Vario fu l’atteggiamento del movimento partigiano nei confronti di quanti si consegnarono alle formazioni ribelli. La diserzione venne sicuramente considerata un fattore importante, sia da parte dei partigiani che degli alleati per lo svolgimento della guerra, come dimostrano i vari appelli lanciati in tal senso tramite volantini o altro materiale. Non mancarono però atteggiamenti di diffidenza, in particolare verso i disertori di origine germanica, motivati dal timore che tra di esse si potessero nascondere spie e infiltrati. Fondamentali per il giudizio dei partigiani erano anche le condizioni nelle quali questi soldati disertavano (ad esempio portando o meno con sé le armi) o venivano fatti prigionieri (opponendo o meno resistenza).
In alcuni casi, soprattutto negli ultimi mesi di guerra, si provvide a far loro “passare il fronte”, consegnandoli cioè agli alleati, sia perché essi stessi non intendevano continuare a combattere a fianco dei partigiani, sia perché il loro numero era aumentato in modo eccessivo e ciò poteva rappresentare un ostacolo a livello organizzativo, trattandosi spesso di persone che avevano disertato principalmente perché avevano riconosciuto come ormai persa la guerra.
Sicuramente le scelte dei disertori della Wehrmacht contribuirono anche al fatto che si iniziasse a valutare il nemico non più come un blocco omogeneo, ma a riconoscerne le specificità e le differenze (provenienza geografica, carriera militare, ruolo nell’esercito). Tali dettagli vennero a volte utilizzati come elemento discriminante nel decidere riguardo la prigionia, l’ingresso nelle formazioni o ancora l’uccisione di quanti venivano catturati, ma vennero anche sfruttati proprio per indebolire il fronte avversario, come nel caso degli specifici appelli alla diserzione lanciati da partigiani e alleati.
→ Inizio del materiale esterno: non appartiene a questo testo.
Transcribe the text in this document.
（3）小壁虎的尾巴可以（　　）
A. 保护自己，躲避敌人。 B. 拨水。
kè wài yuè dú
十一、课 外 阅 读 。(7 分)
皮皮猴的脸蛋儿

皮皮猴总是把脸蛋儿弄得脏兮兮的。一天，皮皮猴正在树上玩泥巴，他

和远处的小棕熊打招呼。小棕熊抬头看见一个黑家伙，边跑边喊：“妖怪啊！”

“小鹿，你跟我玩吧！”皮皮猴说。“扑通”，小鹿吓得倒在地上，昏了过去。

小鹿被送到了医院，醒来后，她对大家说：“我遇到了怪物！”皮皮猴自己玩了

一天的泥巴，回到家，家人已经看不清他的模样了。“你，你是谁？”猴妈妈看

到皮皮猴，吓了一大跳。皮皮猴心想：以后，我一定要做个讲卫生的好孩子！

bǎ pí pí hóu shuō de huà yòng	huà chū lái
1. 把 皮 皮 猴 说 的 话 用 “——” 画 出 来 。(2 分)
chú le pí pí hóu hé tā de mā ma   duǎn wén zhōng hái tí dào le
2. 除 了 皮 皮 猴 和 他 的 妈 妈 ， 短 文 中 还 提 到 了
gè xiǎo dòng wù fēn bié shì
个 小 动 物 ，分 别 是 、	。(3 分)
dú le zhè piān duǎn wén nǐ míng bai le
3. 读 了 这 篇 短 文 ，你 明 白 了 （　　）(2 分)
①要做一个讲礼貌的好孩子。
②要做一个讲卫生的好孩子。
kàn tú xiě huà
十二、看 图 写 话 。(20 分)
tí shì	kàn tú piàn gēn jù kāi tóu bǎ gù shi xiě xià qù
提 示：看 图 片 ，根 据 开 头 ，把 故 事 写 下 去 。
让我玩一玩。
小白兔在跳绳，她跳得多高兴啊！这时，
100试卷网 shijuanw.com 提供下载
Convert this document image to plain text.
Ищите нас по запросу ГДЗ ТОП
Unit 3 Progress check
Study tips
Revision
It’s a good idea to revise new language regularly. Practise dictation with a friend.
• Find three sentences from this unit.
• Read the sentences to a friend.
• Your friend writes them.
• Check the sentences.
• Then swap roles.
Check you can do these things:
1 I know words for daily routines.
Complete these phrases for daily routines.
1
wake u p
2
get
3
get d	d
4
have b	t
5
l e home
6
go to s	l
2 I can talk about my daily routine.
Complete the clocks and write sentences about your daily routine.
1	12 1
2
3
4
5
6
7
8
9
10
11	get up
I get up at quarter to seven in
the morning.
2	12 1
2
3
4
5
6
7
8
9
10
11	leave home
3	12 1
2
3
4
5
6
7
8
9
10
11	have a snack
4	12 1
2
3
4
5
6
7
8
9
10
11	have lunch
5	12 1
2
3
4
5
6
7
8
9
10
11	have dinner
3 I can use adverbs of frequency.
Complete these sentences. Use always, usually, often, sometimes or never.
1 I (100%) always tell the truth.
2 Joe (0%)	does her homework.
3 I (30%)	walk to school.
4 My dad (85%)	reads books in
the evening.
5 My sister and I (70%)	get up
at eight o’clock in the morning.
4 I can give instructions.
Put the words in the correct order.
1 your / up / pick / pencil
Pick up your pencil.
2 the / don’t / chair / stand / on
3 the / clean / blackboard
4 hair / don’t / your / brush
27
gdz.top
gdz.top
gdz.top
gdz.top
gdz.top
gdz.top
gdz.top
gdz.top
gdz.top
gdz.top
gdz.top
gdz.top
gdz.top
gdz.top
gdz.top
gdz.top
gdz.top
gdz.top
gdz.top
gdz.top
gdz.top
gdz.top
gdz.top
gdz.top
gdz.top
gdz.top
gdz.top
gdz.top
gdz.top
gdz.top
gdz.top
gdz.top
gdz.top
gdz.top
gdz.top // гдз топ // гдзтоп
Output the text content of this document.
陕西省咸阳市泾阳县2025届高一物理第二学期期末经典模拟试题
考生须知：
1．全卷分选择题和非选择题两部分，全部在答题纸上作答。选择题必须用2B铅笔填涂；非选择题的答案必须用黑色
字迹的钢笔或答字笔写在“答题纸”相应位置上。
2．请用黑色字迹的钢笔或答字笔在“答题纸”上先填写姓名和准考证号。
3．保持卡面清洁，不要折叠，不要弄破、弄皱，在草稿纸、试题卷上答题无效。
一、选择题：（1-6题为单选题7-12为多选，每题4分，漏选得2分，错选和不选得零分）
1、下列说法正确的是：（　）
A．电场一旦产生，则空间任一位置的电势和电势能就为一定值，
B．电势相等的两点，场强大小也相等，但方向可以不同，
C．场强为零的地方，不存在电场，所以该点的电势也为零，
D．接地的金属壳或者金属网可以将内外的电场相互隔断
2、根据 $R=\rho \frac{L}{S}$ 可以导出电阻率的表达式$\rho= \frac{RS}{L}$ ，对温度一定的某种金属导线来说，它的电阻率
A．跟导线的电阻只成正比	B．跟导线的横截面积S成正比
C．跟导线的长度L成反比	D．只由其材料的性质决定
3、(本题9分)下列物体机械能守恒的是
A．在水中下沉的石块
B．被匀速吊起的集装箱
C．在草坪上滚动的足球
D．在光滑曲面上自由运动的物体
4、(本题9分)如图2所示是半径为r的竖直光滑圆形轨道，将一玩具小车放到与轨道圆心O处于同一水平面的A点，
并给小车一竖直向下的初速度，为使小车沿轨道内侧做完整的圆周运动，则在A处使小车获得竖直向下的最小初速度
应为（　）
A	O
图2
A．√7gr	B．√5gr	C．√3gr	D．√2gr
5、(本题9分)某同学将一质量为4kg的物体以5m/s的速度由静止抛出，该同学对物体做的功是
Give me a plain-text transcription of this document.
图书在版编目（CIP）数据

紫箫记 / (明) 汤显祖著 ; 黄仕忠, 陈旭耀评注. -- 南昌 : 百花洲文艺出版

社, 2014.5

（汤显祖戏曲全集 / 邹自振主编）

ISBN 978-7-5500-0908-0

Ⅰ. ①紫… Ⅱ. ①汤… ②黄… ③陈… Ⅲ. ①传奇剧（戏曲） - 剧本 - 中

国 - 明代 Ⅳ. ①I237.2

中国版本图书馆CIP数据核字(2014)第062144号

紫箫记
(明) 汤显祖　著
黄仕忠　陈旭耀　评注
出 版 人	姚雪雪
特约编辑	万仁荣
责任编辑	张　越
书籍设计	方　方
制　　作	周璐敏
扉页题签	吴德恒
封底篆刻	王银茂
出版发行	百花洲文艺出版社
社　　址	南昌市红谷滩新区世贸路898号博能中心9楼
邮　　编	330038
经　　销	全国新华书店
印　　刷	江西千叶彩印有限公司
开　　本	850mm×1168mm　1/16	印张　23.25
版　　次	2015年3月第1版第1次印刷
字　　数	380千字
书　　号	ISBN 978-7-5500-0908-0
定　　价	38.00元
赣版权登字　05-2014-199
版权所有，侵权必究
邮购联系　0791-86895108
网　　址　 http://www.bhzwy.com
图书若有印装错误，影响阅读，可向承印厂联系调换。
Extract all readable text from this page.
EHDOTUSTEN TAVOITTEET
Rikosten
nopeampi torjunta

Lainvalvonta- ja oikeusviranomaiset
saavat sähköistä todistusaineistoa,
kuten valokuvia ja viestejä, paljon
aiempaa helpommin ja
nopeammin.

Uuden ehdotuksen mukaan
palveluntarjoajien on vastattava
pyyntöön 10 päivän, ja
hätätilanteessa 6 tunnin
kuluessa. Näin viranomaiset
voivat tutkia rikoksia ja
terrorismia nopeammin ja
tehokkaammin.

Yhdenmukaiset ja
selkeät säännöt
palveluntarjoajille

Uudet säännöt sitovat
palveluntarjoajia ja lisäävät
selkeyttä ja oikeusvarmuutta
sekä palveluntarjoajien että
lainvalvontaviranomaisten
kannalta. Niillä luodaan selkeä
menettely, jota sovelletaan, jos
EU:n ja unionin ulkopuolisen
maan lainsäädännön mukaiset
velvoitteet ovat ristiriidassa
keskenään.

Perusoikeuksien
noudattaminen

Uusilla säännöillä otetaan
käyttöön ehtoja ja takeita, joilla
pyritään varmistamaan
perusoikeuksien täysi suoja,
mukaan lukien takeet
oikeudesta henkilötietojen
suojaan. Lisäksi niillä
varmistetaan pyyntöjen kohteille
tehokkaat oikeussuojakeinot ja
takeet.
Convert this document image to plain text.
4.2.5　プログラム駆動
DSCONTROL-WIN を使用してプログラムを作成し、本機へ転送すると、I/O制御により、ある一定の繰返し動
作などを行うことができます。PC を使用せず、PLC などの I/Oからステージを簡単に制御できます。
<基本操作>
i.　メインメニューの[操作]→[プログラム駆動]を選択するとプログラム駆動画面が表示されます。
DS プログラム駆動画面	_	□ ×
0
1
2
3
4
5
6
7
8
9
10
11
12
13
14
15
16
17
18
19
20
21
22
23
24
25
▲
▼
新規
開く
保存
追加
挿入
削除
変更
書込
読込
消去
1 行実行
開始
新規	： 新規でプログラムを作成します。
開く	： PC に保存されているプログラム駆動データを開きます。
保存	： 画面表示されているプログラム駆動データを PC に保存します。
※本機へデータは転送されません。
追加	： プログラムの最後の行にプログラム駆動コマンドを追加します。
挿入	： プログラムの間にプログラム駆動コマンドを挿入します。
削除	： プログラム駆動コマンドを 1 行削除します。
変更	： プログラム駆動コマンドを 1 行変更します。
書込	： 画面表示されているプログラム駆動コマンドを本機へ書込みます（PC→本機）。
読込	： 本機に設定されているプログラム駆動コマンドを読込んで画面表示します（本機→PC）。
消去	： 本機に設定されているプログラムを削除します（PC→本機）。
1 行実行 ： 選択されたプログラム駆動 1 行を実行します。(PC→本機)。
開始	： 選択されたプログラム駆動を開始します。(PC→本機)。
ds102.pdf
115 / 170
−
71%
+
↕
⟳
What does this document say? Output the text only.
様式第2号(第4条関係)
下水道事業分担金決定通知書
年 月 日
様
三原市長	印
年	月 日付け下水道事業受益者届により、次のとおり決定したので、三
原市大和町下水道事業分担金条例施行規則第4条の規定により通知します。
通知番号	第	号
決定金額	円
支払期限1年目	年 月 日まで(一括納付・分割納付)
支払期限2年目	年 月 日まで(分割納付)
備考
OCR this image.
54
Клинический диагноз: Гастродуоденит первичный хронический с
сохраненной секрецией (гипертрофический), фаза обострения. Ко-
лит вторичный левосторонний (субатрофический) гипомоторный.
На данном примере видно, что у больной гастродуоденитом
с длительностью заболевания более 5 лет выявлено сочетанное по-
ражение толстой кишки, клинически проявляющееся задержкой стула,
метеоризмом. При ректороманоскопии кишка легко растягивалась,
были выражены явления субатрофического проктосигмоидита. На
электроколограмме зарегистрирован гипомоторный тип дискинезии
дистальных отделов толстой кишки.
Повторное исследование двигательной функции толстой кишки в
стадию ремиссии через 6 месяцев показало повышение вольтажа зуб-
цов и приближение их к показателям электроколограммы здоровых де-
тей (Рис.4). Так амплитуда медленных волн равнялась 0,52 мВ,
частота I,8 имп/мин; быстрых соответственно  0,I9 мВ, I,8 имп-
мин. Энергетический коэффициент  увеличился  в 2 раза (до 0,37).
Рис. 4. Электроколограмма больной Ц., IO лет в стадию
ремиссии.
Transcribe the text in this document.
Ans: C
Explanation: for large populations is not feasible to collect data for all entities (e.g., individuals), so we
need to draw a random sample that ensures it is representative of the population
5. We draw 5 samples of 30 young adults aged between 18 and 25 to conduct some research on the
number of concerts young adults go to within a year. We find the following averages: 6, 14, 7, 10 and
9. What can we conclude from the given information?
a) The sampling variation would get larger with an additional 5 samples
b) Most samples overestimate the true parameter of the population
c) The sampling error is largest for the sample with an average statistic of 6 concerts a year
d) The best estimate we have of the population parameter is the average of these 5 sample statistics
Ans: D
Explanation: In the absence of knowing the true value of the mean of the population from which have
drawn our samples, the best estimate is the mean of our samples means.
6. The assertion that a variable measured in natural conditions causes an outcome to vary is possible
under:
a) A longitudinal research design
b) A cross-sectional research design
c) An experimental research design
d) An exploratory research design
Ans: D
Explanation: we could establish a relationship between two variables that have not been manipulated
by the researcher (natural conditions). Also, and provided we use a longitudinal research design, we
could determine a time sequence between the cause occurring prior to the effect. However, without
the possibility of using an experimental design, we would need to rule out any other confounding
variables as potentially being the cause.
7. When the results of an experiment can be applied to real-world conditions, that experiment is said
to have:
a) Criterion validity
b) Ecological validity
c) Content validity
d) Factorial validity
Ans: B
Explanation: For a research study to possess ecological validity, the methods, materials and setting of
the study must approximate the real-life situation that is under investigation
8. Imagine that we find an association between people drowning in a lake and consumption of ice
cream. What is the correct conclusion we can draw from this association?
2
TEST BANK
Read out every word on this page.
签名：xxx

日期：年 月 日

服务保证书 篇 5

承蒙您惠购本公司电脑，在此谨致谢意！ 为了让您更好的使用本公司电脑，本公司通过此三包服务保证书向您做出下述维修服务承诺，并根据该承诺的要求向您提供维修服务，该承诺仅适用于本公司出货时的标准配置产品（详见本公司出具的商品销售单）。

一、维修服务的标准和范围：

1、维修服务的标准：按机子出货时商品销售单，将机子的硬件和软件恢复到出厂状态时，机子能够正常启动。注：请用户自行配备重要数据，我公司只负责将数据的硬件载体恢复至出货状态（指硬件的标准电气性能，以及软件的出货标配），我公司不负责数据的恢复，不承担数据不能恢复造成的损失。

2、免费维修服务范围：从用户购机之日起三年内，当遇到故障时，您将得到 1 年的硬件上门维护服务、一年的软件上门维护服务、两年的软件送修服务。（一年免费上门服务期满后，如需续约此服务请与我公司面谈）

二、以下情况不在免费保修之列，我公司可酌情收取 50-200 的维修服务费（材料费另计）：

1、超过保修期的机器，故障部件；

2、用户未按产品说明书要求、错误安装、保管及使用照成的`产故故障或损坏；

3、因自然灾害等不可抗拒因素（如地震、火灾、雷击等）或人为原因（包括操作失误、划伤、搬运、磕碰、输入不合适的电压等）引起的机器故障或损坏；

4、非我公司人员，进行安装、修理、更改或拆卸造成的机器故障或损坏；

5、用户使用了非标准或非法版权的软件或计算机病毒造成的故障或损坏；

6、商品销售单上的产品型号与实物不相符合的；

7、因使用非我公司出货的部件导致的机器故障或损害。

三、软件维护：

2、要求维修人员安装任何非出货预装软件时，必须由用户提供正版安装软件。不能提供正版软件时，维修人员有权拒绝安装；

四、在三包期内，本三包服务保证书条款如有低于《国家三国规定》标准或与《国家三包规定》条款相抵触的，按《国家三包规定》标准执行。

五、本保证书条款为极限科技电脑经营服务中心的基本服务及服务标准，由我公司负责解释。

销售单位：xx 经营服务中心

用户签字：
Questa differenziazione su base etnica ebbe però anche la conseguenza di relegare ai margini il riconoscimento nei confronti di quei soldati provenienti dalla Germania che decisero di ribellarsi al nazifascismo in Italia e di continuare la guerra all’interno delle formazioni partigiane. Ad essere riconosciuto, al contrario, fu il contributo soprattutto di sovietici e jugoslavi, sia perché rappresentavano una maggioranza all’interno di queste formazioni, sia perché facenti parti di nazioni che uscirono come vincitrici dalla guerra, sia infine per le affinità ideologiche di molti di questi con le bande partigiane di ispirazione comunista. Ricordare il contributo dei soldati provenienti dal blocco sovietico significava (anche) contrapporsi alla forza politica e militare americana, che nei nuovi equilibri creatisi in seguito alla guerra aveva nella Germania federale uno dei suoi primi alleati strategici in Europa. Come già riportato al termine del V capitolo, furono poi gli stessi soldati provenienti da questi paesi ad aver maggior interesse a veder riconosciuto, anche tramite i certificati prodotti nel dopoguerra, il ruolo che essi avevano svolto all’interno delle formazioni partigiane italiane, attestati che avrebbero anche dovuto avere una funzione riabilitativa rispetto alla loro passata militanza nell’esercito nazista.
Anche questo aspetto, come gli altri messi in luce nel VI capitolo, fece sì che molte delle esperienze di lotta dei soldati tedeschi andarono perse nel dopoguerra; circostanza questa che contribuì così al consolidarsi nella storiografia italiana di un’immagine che identificava il nemico nel “cattivo tedesco” <632 e che non contemplava la possibilità che ci potesse essere, anche tra questi soldati, chi si fosse ribellato alla guerra nazista.
Ricostruire la storia di quanti decisero di abbandonare le fila dell’esercito nazista, pur con la molteplicità di motivazioni che fu alla base di tali scelte, ci permette viceversa di porre in discussione questa costruzione e di ribadire il ruolo di internazionalità della lotta al nazifascismo.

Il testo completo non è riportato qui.